In view of the foregoing, there is a need for developing methods and apparatus by which the segments in a large mirror may be controlled to correct and compensate for optically distorted wavefronts. One such method and apparatus is disclosed in U.S. Pat. No. 4,825,062 which is assigned to the assignee hereof and fully incorporated herein by reference. U.S. Pat. No. 4,825,062 describes a mirror system which is also known by the acronym "PAMELA" and which stands for Phased Array Mirror Extendible Large Aperture. In PAMELA, subaperture tilt information is derived by sensing an incoming optical wavefront. That wavefront is then used as part of an adaptive optical system to compensate for aberrations both in the optical system itself and those due to external effects such as atmospheric turbulence.
The PAMELA system includes a plurality of optical mirror segments each having opposed front and rear surfaces. These surfaces are bounded by a plurality of side surfaces. The segments cooperatively receive and reflect the electromagnetic beam at the front surface of each segment. A plurality of displacement sensors generates signals indicative of the relative position of the front surface of the segments. A plurality of displacement actuators, each responsive to control signals, are connected to the rear surfaces of the segments. That is, each rear surface is connected at a corresponding number of points to displacement actuators which generate linear and angular segment movement relative to a segment axis substantially perpendicular to the segment front and rear surfaces that substantially correspond to a mean segment position approximating the desired ideal optical figure.
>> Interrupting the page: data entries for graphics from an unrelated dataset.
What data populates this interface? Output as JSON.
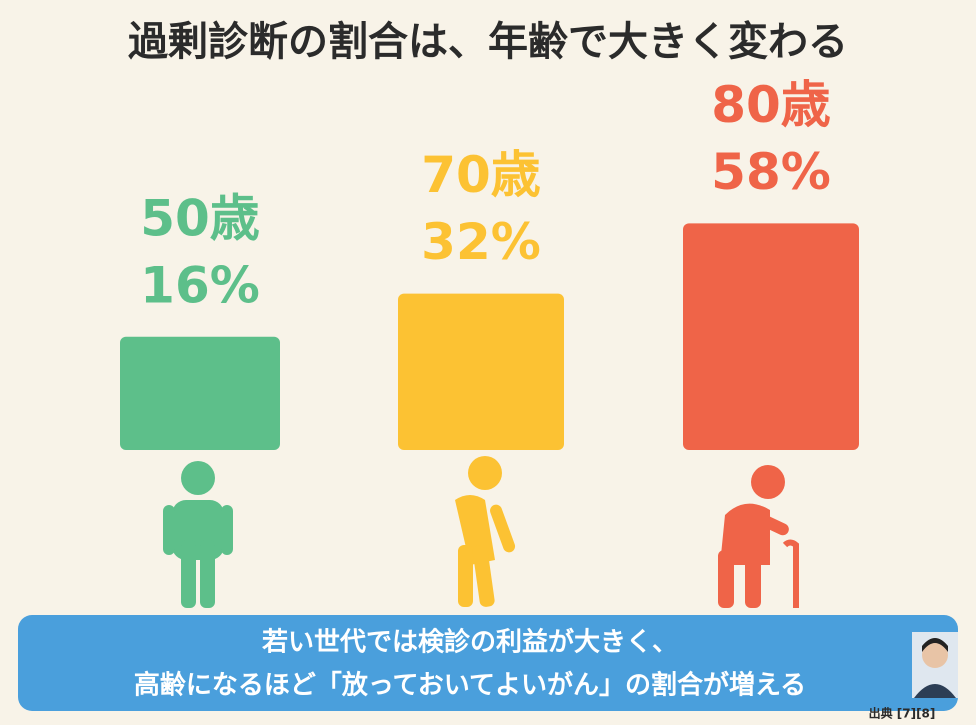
{
  "chart_data": {
    "type": "bar",
    "title": "過剰診断の割合は、年齢で大きく変わる",
    "categories": [
      "50歳",
      "70歳",
      "80歳"
    ],
    "values": [
      16,
      32,
      58
    ],
    "value_labels": [
      "16%",
      "32%",
      "58%"
    ],
    "colors": [
      "#5dbf8a",
      "#fcc233",
      "#ef6448"
    ],
    "caption": [
      "若い世代では検診の利益が大きく、",
      "高齢になるほど「放っておいてよいがん」の割合が増える"
    ],
    "source": "出典 [7][8]"
  }
}
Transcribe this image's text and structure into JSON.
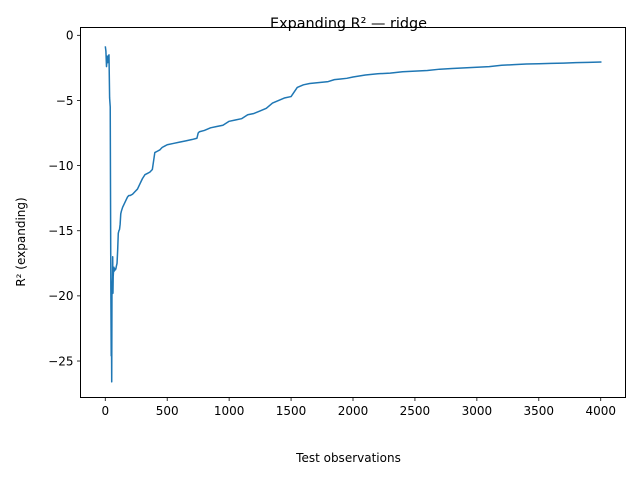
{
  "chart_data": {
    "type": "line",
    "title": "Expanding R² — ridge",
    "xlabel": "Test observations",
    "ylabel": "R² (expanding)",
    "xlim": [
      -200,
      4200
    ],
    "ylim": [
      -27.8,
      0.6
    ],
    "xticks": [
      0,
      500,
      1000,
      1500,
      2000,
      2500,
      3000,
      3500,
      4000
    ],
    "yticks": [
      0,
      -5,
      -10,
      -15,
      -20,
      -25
    ],
    "grid": false,
    "line_color": "#1f77b4",
    "series": [
      {
        "x": [
          1,
          5,
          10,
          15,
          20,
          25,
          30,
          35,
          40,
          45,
          48,
          50,
          52,
          54,
          56,
          58,
          60,
          62,
          64,
          66,
          68,
          70,
          72,
          75,
          78,
          82,
          86,
          90,
          95,
          100,
          105,
          110,
          115,
          120,
          125,
          130,
          140,
          150,
          160,
          170,
          180,
          190,
          200,
          220,
          240,
          260,
          280,
          300,
          320,
          340,
          360,
          380,
          400,
          420,
          440,
          450,
          460,
          480,
          500,
          550,
          600,
          650,
          700,
          740,
          750,
          760,
          800,
          850,
          900,
          950,
          1000,
          1050,
          1100,
          1150,
          1200,
          1250,
          1300,
          1350,
          1400,
          1450,
          1500,
          1550,
          1600,
          1650,
          1700,
          1750,
          1800,
          1850,
          1900,
          1950,
          2000,
          2100,
          2200,
          2300,
          2400,
          2500,
          2600,
          2700,
          2800,
          2900,
          3000,
          3100,
          3200,
          3300,
          3400,
          3500,
          3600,
          3700,
          3800,
          3900,
          4000
        ],
        "y": [
          -0.9,
          -1.2,
          -2.4,
          -1.6,
          -2.1,
          -1.6,
          -1.5,
          -4.8,
          -5.5,
          -19.5,
          -24.6,
          -22.8,
          -26.6,
          -20.0,
          -19.2,
          -18.6,
          -17.0,
          -19.8,
          -18.5,
          -18.2,
          -18.0,
          -17.8,
          -18.1,
          -17.9,
          -18.0,
          -18.0,
          -17.9,
          -17.7,
          -17.5,
          -16.5,
          -15.2,
          -15.0,
          -14.9,
          -14.5,
          -13.7,
          -13.5,
          -13.2,
          -13.0,
          -12.8,
          -12.6,
          -12.4,
          -12.3,
          -12.3,
          -12.2,
          -12.0,
          -11.8,
          -11.4,
          -11.0,
          -10.7,
          -10.6,
          -10.5,
          -10.3,
          -9.0,
          -8.9,
          -8.8,
          -8.7,
          -8.6,
          -8.5,
          -8.4,
          -8.3,
          -8.2,
          -8.1,
          -8.0,
          -7.9,
          -7.5,
          -7.4,
          -7.3,
          -7.1,
          -7.0,
          -6.9,
          -6.6,
          -6.5,
          -6.4,
          -6.1,
          -6.0,
          -5.8,
          -5.6,
          -5.2,
          -5.0,
          -4.8,
          -4.7,
          -4.0,
          -3.8,
          -3.7,
          -3.65,
          -3.6,
          -3.55,
          -3.4,
          -3.35,
          -3.3,
          -3.2,
          -3.05,
          -2.95,
          -2.9,
          -2.8,
          -2.75,
          -2.7,
          -2.6,
          -2.55,
          -2.5,
          -2.45,
          -2.4,
          -2.3,
          -2.25,
          -2.2,
          -2.18,
          -2.15,
          -2.13,
          -2.1,
          -2.08,
          -2.05
        ]
      }
    ]
  }
}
An optical wavefront sensor receives a portion of an electromagnetic reference beam and provides signals indicative of its wavefront distortion relative to an ideal wavefront. A controller transmits these signals directly to each segment, wherein in-situ actuator control signals are generated to position the mirror segments so as to generate a conjugate phase reflected electromagnetic beam without the need for external wavefront reconstruction addressing the full plurality of mirror segments on a one-to-one basis.
While well suited for its intended function, the PAMELA system disclosed in U.S. Pat. No. 4,825,062 is not entirely satisfactory in its control of the typically thousands of mirror segments defining large aperture phased array mirror systems. Accordingly, there continues to be a need for improved methods and apparatus for precisely controlling the multiplicity of mirror segments in a large mirror in order to maintain an accurate overall shape in the absence of an optical reference beam.